One option would have been to say “always run your tests within Docker, otherwise you’ll have a bad time™”. However, that wouldn’t have been a great developer experience. What if React Screenshot Test seamlessly ran a browser within Docker for you?

This made things a bit more complicated. If the browser is running in Docker, but the tests are running on the host machine, you can’t simply use Puppeteer’s API to control the browser anymore. They’re effectively running on different machines.

What’s a good way to communicate between different machines? HTTP, of course!

This led to a new abstraction: the “screenshot server”. It’s an HTTP server with a single endpoint:

POST /render { url: string } -> image/png

Implementing this was straightforward with an Express server that ran Puppeteer. I created a Docker image which wrapped it all up into a nice package.

Then, I updated the screenshot logic to talk to the screenshot server instead of using Puppeteer directly.

Did that work?

No, CircleCI still wasn’t happy.
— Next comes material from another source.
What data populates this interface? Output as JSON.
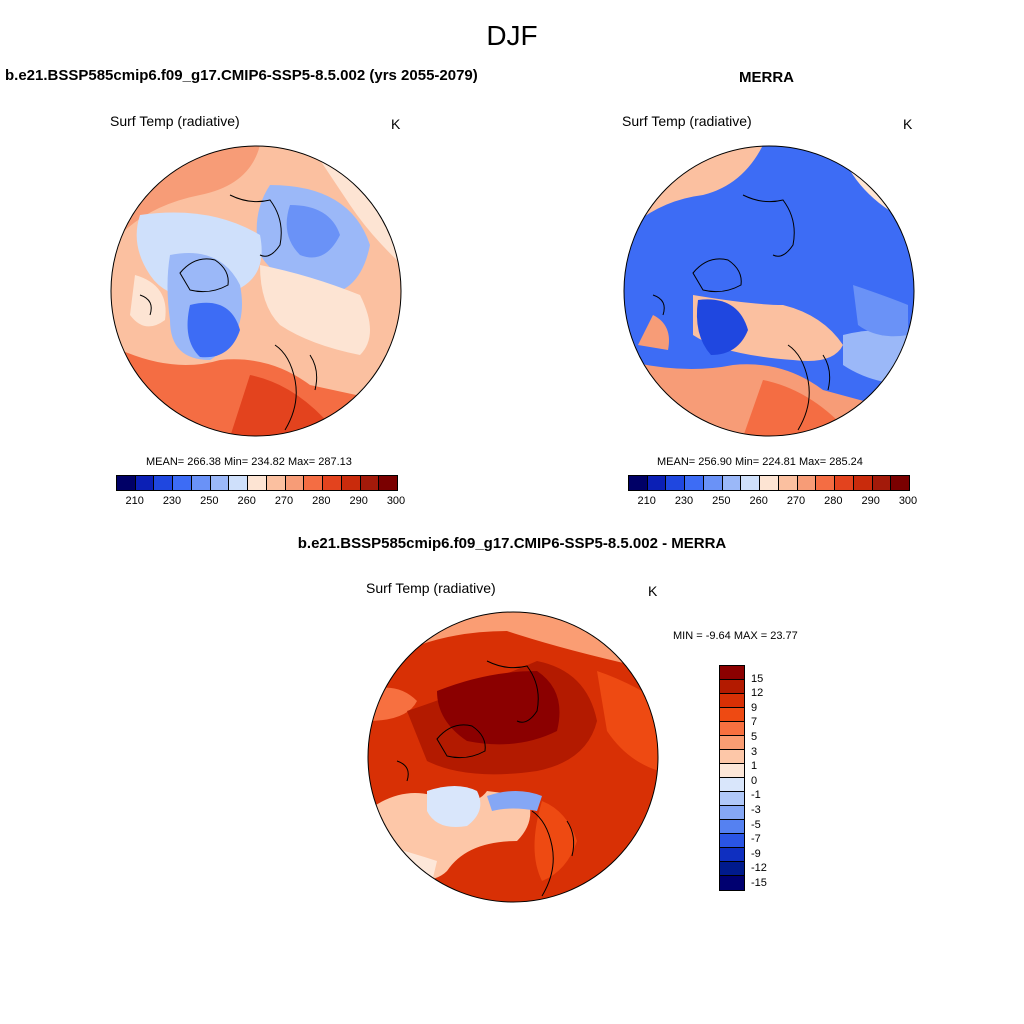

That’s because CircleCI jobs already run inside Docker, and while they can run other Docker containers, they cannot communicate with them.

Why run Docker inside Docker anyway? This was an unnecessary level of nesting. Summarising:

  • On the developer’s machine, we want to run the screenshot server in Docker.
  • Within Docker, we want to run Puppeteer directly.

Another constraint came about from the way that Jest works.

In order to run tests in parallel, Jest spins up multiple Node processes. Because they are separate processes, they cannot share memory. In particular, they cannot share access to a Puppeteer instance. This isn’t ideal for resource sharing: launching a new Chrome binary for each test file doesn’t scale very well!

Now, what if we started a single screenshot server before our tests? Since it’s an HTTP server, all Node processes could talk to it, as long as they know its port.

The solution, which may seem a bit convoluted at first, was to:

  • Start a screenshot server (either locally, or in Docker) in Jest’s global setup hook.
  • Start a different component server in each test (Express servers are cheap).
  • Ask the screenshot server to take screenshots URLs served by the component server.

This is how React Screenshot Test came about.